Fall is a time of great change. Nature is preparing herself for a long hibernation before the next growing season. This is a time for the soil and plant life to rest and replenish themselves. Fall is also a time of transition for us. Back to school, back to the daily routines of work-life balance. When we slow down and pay attention to the rhythms of the earth, we notice that fall and winter can be times of building, and replenishing reserves in our own bodies. This replenishing process is the key to maintaining optimal health throughout the winter. If we enter the dark, wet winter months tired, worn-out and stressed, our chances of coming down with a flu or respiratory infection are greater.

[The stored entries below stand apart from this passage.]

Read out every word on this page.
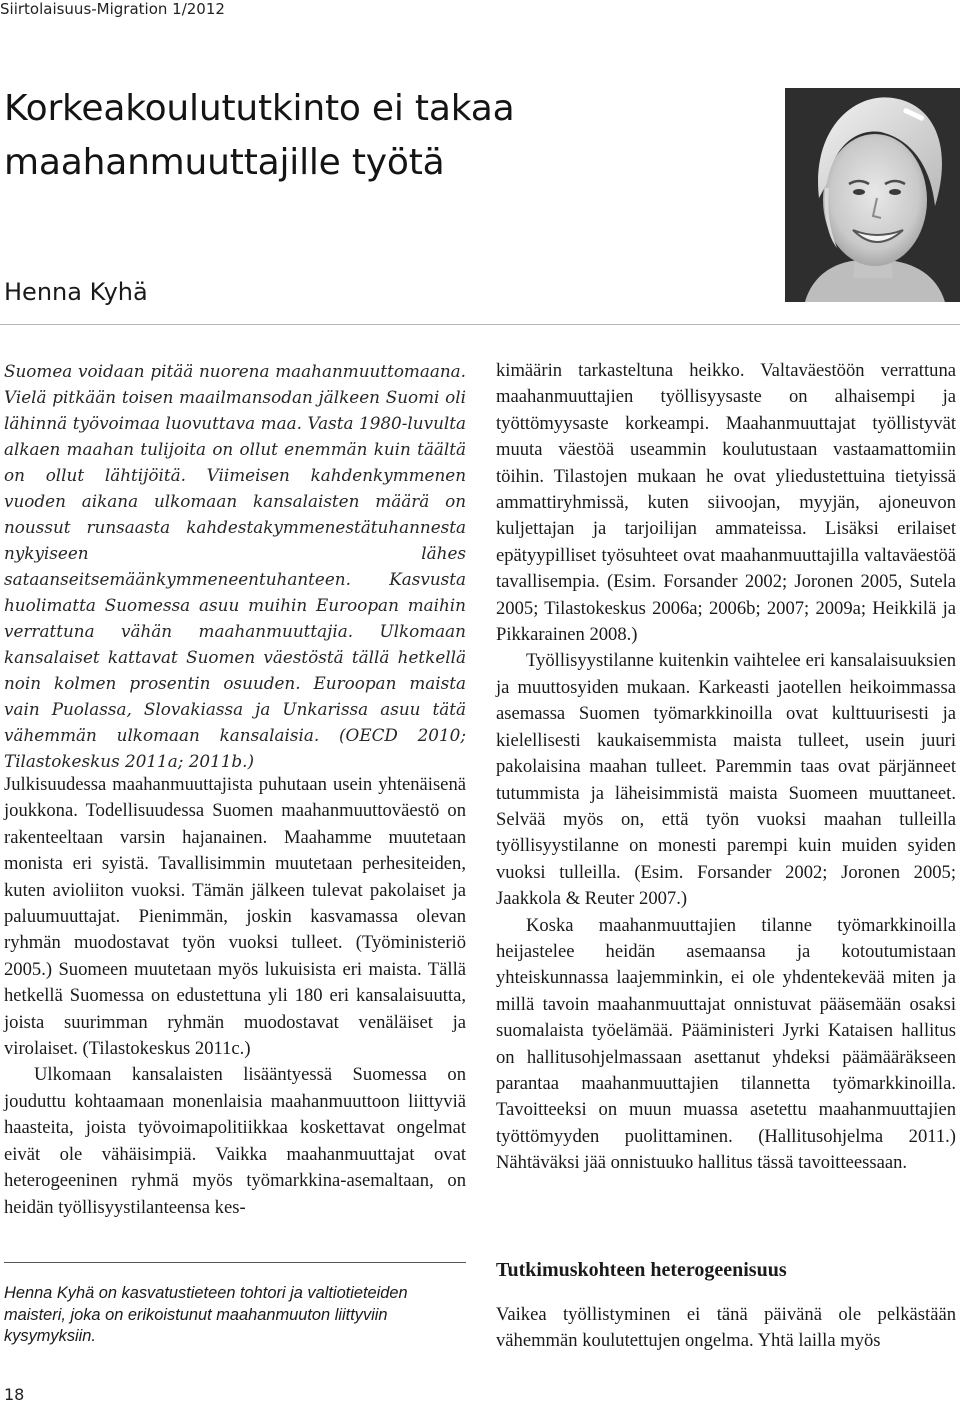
Siirtolaisuus-Migration 1/2012
Korkeakoulututkinto ei takaa maahanmuuttajille työtä
Henna Kyhä

Suomea voidaan pitää nuorena maahanmuuttomaana. Vielä pitkään toisen maailmansodan jälkeen Suomi oli lähinnä työvoimaa luovuttava maa. Vasta 1980-luvulta alkaen maahan tulijoita on ollut enemmän kuin täältä on ollut lähtijöitä. Viimeisen kahdenkymmenen vuoden aikana ulkomaan kansalaisten määrä on noussut runsaasta kahdestakymmenestätuhannesta nykyiseen lähes sataanseitsemäänkymmeneentuhanteen. Kasvusta huolimatta Suomessa asuu muihin Euroopan maihin verrattuna vähän maahanmuuttajia. Ulkomaan kansalaiset kattavat Suomen väestöstä tällä hetkellä noin kolmen prosentin osuuden. Euroopan maista vain Puolassa, Slovakiassa ja Unkarissa asuu tätä vähemmän ulkomaan kansalaisia. (OECD 2010; Tilastokeskus 2011a; 2011b.)

Julkisuudessa maahanmuuttajista puhutaan usein yhtenäisenä joukkona. Todellisuudessa Suomen maahanmuuttoväestö on rakenteeltaan varsin hajanainen. Maahamme muutetaan monista eri syistä. Tavallisimmin muutetaan perhesiteiden, kuten avioliiton vuoksi. Tämän jälkeen tulevat pakolaiset ja paluumuuttajat. Pienimmän, joskin kasvamassa olevan ryhmän muodostavat työn vuoksi tulleet. (Työministeriö 2005.) Suomeen muutetaan myös lukuisista eri maista. Tällä hetkellä Suomessa on edustettuna yli 180 eri kansalaisuutta, joista suurimman ryhmän muodostavat venäläiset ja virolaiset. (Tilastokeskus 2011c.)

Ulkomaan kansalaisten lisääntyessä Suomessa on jouduttu kohtaamaan monenlaisia maahanmuuttoon liittyviä haasteita, joista työvoimapolitiikkaa koskettavat ongelmat eivät ole vähäisimpiä. Vaikka maahanmuuttajat ovat heterogeeninen ryhmä myös työmarkkina-asemaltaan, on heidän työllisyystilanteensa kes-

kimäärin tarkasteltuna heikko. Valtaväestöön verrattuna maahanmuuttajien työllisyysaste on alhaisempi ja työttömyysaste korkeampi. Maahanmuuttajat työllistyvät muuta väestöä useammin koulutustaan vastaamattomiin töihin. Tilastojen mukaan he ovat yliedustettuina tietyissä ammattiryhmissä, kuten siivoojan, myyjän, ajoneuvon kuljettajan ja tarjoilijan ammateissa. Lisäksi erilaiset epätyypilliset työsuhteet ovat maahanmuuttajilla valtaväestöä tavallisempia. (Esim. Forsander 2002; Joronen 2005, Sutela 2005; Tilastokeskus 2006a; 2006b; 2007; 2009a; Heikkilä ja Pikkarainen 2008.)

Työllisyystilanne kuitenkin vaihtelee eri kansalaisuuksien ja muuttosyiden mukaan. Karkeasti jaotellen heikoimmassa asemassa Suomen työmarkkinoilla ovat kulttuurisesti ja kielellisesti kaukaisemmista maista tulleet, usein juuri pakolaisina maahan tulleet. Paremmin taas ovat pärjänneet tutummista ja läheisimmistä maista Suomeen muuttaneet. Selvää myös on, että työn vuoksi maahan tulleilla työllisyystilanne on monesti parempi kuin muiden syiden vuoksi tulleilla. (Esim. Forsander 2002; Joronen 2005; Jaakkola & Reuter 2007.)

Koska maahanmuuttajien tilanne työmarkkinoilla heijastelee heidän asemaansa ja kotoutumistaan yhteiskunnassa laajemminkin, ei ole yhdentekevää miten ja millä tavoin maahanmuuttajat onnistuvat pääsemään osaksi suomalaista työelämää. Pääministeri Jyrki Kataisen hallitus on hallitusohjelmassaan asettanut yhdeksi päämääräkseen parantaa maahanmuuttajien tilannetta työmarkkinoilla. Tavoitteeksi on muun muassa asetettu maahanmuuttajien työttömyyden puolittaminen. (Hallitusohjelma 2011.) Nähtäväksi jää onnistuuko hallitus tässä tavoitteessaan.

Tutkimuskohteen heterogeenisuus

Vaikea työllistyminen ei tänä päivänä ole pelkästään vähemmän koulutettujen ongelma. Yhtä lailla myös

Henna Kyhä on kasvatustieteen tohtori ja valtiotieteiden maisteri, joka on erikoistunut maahanmuuton liittyviin kysymyksiin.

18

Here are a few basic tips to rebuild and replenish your body systems to keep you and your family healthy and strong until Spring:
Bone Broth: The dense nutrition that can be provided by a homemade organic bone broth is vital to keeping the immune system strong. Boiling for several hours enables the mineral stores and the connective tissue building blocks to be released into the broth itself. These nutrients are important components the body uses for tissue repair and healing, optimal brain function, hormone and energy production, and immune balance. Replenishing your body with sources of dense nutrition is a powerful tool that keeps your immune system strong!
Probiotics: The latest research is demonstrating that supplementation with probiotic organisms through the duration of the winter months can decrease incidence of infection and minimize duration of symptoms should you get sick. This is a simple way to optimize the function of your immune system and protect yourself from infectious organisms in your environment.
Colorful vegetables: Eating a colorful array of fruits and vegetable everyday helps to provide your body with crucial micronutrients that keep the immune cells active and strong. In particular, plants from the squash family should be regularly consumed. These orange and yellow gourds and pumpkins are wonderful sources of a variety of carotenoid compounds. These are the chemicals that provide the plant with its beautiful coloring, and your immune system with the building blocks for making vitamin A. Vitamin A is well recognized as a supporter of healthy vision, but it is also a key player in immune regulation. Pumpkins are good for more than just carving!
Say no to sugar: Minimize or avoid entirely all refined sugar products. Sweeteners of all types have a sneaky way of appearing on ingredient lists where you would least suspect them. Many packaged food items have sugar in one form or another that is added to enhance taste. Avoid items that contain liquid sugar, glucose syrup, high fructose corn syrup, and sugar. Remember, just because the sugar is “organic” does not mean it is suddenly good for you! Opt for natural sweeteners like honey or maple syrup in moderate amounts
Following these simple guidelines for healthy eating in the fall and winter months will preserve your immune function and help keep the winter bugs at bay.